The New Economic Policy
1. Tan Sri Ramon Navaratnam is vehement that the New Economic Policy is the cause of poor inflow of Foreign Direct Investments here.
2. One can fault the NEP for a lot of things but to blame it for the current slowdown in Foreign Direct Investments is not quite correct.
3. There are of course some investors who were and are put off by the NEP and the abuses involving it. But FDI actually contributed much to Malaysia’s industrialisation. And this happened when the NEP was in full swing, in fact picked up during the time when the NEP was being implemented.
4. Between 1986 to 1997, Malaysia attained the highest growth rates with FDI contributing much towards this achievement.
5. The FDI began to slow down only when China and Vietnam opened themselves to foreign investments. As the cost of labour in Malaysia rose, the countries with much lower cost of labour such as Indonesia and Thailand begun to attract more foreign investment. All these affected the flow of foreign investments into Malaysia.
6. Today foreign investments have decreased because of the financial problems faced by the developed countries.
7. Blaming the NEP is political. That is all there is to it.
8. That “the majority would argue that the (NEP) policy is the source of all problems facing the nation” as quoted by Dr Muhammed Abdul Khalid here, does not mean that he agrees with the said majority.
9. Therefore he was correct in saying that Tan Sri Ramon Navaratnam was “factually incorrect”.
10. Let us resurrect at the figures of FDI before NEP, and during the years the NEP was being implemented and compare them with those of neighbouring countries.
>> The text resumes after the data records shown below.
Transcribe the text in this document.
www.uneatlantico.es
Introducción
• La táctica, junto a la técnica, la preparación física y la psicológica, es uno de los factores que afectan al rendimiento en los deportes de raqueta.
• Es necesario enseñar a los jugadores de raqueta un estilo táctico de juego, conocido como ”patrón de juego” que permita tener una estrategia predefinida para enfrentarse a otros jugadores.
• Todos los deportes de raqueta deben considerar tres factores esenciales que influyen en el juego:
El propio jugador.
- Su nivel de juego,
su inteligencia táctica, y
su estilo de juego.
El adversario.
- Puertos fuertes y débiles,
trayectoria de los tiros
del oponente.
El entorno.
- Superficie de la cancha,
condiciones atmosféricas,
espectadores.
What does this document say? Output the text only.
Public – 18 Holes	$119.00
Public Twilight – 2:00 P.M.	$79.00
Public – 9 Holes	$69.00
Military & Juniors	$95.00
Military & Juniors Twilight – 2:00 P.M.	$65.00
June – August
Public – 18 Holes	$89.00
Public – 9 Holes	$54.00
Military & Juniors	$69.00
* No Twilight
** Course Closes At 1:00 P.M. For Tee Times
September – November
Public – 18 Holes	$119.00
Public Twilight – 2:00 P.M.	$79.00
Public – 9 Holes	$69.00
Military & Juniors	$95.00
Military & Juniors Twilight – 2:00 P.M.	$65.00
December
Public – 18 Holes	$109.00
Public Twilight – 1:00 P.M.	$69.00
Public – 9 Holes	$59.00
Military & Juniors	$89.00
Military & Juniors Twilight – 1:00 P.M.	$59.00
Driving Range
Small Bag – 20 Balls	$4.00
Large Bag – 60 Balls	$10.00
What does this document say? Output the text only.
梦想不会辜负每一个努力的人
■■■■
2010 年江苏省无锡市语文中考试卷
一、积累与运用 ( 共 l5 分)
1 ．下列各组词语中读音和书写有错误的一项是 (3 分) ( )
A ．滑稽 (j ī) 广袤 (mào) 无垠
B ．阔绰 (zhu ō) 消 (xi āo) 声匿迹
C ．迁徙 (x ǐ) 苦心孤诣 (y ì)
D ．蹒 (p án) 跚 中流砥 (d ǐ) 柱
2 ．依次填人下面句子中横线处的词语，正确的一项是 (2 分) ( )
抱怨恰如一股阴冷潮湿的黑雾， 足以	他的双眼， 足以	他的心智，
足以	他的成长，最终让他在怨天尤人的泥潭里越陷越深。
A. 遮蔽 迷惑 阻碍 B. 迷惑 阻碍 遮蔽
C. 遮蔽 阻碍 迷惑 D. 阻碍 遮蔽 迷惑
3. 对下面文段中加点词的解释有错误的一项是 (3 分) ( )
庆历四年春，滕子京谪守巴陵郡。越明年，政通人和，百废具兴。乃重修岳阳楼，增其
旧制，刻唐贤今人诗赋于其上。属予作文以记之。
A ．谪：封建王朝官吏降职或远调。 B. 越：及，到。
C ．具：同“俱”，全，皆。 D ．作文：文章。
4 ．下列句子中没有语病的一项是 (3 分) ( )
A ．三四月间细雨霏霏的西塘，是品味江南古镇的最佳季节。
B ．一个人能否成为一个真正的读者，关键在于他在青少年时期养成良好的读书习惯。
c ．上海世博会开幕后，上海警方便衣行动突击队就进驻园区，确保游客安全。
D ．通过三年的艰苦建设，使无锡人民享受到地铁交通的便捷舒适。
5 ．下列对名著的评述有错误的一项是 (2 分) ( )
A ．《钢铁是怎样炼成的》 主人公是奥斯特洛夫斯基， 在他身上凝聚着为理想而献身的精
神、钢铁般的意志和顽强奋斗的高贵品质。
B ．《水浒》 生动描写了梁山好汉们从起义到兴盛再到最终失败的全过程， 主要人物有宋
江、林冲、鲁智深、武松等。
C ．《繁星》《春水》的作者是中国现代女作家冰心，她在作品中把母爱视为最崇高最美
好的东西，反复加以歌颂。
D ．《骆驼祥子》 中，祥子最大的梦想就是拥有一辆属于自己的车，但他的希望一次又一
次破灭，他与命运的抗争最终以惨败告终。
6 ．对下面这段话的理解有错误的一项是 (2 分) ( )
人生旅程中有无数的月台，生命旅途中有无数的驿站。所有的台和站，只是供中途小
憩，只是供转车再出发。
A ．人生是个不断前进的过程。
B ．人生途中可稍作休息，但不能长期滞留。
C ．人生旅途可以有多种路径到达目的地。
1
We should also look at the economic growth figures of Malaysia since the NEP was implemented and compare with the period before NEP.
11. These figures would validate or disprove the claims of Tan Sri Ramon Navaratnam and the majority that the NEP was at the root of all the problems in Malaysia.
12. Finally Malaysia was able to tackle the depression caused by the devaluation of its currency by currency traders without the social problems as witnessed in other countries affected by the Asian Financial Crisis of 1997-98 and thereafter. Indeed it was the partial success of the NEP in correcting the disparities between the races in Malaysia that the racial problems seen in neighbouring countries did not plague the nation.